At the same time, I know that you will worry about being evaluated; I worry about it also. I feel very strongly that I should not lower grades for those who disagree with me, and I believe that I honor my feeling; but this point requires elaboration. I know my political, religious, and ethical biases, and I can keep them out of my grading. But if a paper truly upsets me because it violates those biases, I always show it to a colleague to be sure I am evaluating it fairly. I bend over backwards to be fair. Also, I try to explain my evaluations when I return papers to you. If my explanations make sense, I hope you will try to write your next paper with them in mind. But if they don't, let me know; I am always happy to reconsider an evaluation, especially if the request that I do so is accompanied by a cogently written objection.
Finally, I hope I can relieve your anxiety some by explaining what I take evaluation to be in writing papers about literature.
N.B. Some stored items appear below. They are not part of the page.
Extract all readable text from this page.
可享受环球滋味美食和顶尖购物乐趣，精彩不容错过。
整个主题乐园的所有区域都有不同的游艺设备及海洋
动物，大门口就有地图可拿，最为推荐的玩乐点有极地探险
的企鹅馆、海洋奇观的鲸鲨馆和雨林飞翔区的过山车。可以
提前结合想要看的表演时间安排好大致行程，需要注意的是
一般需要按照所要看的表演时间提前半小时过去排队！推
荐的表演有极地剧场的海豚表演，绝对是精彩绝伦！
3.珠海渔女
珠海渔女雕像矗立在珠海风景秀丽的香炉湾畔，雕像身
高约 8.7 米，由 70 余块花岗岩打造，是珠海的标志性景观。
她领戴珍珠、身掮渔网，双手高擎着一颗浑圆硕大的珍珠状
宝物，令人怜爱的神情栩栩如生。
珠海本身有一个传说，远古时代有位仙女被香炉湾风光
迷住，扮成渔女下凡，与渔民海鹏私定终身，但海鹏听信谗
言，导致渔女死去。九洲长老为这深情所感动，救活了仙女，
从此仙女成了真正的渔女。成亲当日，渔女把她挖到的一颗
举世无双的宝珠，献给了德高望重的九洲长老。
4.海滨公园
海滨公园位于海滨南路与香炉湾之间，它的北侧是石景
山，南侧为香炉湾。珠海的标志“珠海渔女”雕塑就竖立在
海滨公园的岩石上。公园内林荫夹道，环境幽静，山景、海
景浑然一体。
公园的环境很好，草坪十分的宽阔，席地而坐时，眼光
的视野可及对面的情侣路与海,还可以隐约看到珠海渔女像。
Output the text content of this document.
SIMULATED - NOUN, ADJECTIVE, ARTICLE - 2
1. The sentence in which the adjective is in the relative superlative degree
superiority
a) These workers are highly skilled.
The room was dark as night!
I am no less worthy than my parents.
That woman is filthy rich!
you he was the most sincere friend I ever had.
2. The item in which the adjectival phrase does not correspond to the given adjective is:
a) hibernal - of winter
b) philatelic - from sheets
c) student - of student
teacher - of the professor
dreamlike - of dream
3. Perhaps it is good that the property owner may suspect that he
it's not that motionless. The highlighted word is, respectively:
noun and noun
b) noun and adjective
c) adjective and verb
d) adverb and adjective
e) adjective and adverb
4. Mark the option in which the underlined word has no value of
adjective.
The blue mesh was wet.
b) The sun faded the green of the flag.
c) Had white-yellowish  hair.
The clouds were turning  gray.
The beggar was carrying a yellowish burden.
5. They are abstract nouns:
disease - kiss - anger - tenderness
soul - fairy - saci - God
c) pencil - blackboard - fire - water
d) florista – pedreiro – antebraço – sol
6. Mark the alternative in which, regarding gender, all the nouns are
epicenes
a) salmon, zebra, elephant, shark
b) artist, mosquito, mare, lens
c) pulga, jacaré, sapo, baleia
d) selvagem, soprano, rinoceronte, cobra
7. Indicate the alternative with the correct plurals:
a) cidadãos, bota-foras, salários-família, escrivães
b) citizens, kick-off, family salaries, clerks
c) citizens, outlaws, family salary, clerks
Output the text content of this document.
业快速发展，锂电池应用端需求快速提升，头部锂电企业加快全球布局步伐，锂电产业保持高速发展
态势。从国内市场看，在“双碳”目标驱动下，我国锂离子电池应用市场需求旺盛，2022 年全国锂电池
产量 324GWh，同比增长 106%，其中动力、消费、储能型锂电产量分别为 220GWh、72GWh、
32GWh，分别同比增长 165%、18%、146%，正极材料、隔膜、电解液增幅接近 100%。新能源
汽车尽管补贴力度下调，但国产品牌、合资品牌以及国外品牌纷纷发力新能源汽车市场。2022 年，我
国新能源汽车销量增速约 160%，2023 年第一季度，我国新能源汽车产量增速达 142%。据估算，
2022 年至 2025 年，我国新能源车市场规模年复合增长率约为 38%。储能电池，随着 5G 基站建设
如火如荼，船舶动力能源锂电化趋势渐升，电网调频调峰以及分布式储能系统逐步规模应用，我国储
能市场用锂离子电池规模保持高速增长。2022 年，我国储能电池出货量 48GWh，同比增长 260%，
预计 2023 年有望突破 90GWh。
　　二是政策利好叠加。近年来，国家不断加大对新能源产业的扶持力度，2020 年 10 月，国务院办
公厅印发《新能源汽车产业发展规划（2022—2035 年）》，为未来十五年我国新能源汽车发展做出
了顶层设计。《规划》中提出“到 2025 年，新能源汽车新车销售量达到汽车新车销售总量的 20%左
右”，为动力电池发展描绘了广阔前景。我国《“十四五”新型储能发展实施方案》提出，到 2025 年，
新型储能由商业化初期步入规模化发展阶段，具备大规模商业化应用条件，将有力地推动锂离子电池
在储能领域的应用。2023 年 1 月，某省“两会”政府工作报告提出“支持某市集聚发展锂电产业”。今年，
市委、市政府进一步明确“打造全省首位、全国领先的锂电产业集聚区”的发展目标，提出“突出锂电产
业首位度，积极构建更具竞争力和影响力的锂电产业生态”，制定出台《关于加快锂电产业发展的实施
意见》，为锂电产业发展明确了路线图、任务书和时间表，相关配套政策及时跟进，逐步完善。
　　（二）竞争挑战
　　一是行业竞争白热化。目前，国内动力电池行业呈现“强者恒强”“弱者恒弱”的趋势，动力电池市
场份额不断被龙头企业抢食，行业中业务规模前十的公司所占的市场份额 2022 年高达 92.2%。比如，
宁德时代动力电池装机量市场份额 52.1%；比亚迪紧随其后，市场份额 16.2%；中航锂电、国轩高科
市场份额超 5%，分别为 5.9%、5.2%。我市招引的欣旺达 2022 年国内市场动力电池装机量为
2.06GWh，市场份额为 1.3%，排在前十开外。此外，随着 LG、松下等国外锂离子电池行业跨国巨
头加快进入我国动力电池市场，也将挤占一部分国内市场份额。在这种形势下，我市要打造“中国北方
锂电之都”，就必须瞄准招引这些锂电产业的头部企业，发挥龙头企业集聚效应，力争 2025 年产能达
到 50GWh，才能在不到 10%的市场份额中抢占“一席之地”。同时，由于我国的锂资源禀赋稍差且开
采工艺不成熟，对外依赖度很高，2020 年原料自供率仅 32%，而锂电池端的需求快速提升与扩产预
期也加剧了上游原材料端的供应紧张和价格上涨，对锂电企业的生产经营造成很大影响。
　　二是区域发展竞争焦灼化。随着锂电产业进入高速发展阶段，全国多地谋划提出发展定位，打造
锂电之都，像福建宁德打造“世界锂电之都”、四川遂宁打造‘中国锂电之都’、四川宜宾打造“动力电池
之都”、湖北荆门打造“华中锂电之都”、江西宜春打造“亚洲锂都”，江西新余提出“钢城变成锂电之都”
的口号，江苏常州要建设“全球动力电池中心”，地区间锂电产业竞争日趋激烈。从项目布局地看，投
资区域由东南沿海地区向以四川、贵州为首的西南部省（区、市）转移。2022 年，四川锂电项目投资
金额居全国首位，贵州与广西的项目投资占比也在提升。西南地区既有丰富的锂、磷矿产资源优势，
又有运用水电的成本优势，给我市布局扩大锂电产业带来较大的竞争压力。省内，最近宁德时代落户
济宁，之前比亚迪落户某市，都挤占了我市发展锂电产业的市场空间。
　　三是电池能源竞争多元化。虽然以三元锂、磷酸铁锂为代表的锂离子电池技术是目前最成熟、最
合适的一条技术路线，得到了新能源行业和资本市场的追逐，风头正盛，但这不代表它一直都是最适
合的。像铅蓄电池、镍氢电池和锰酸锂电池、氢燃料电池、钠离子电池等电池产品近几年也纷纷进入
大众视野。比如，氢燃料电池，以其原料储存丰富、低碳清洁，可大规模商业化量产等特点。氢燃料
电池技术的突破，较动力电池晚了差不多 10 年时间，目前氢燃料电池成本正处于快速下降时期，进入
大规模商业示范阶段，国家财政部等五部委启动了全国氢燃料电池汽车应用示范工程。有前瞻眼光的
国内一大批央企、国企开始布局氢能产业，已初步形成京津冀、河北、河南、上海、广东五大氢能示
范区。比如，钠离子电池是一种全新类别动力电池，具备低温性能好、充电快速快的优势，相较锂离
It is not at all like marking a paper in mathematics but much more like deciding who gets into a symphony orchestra or onto a basketball team. Only those with considerable experience and training can make truly informed and defensible decisions about whom to select for a symphony or a team. That doesn't mean that they can't be wrong, nor that they are free from biases; it only means that in some areas evaluation is something which comes more easily for those who have been on the inside. I have been here for over thirty years, and I think I evaluate writing as well as a conductor of a symphony assesses new talent. So, my problem is not whether I can grade well, but whether I can explain well to you my grading. I will do my best.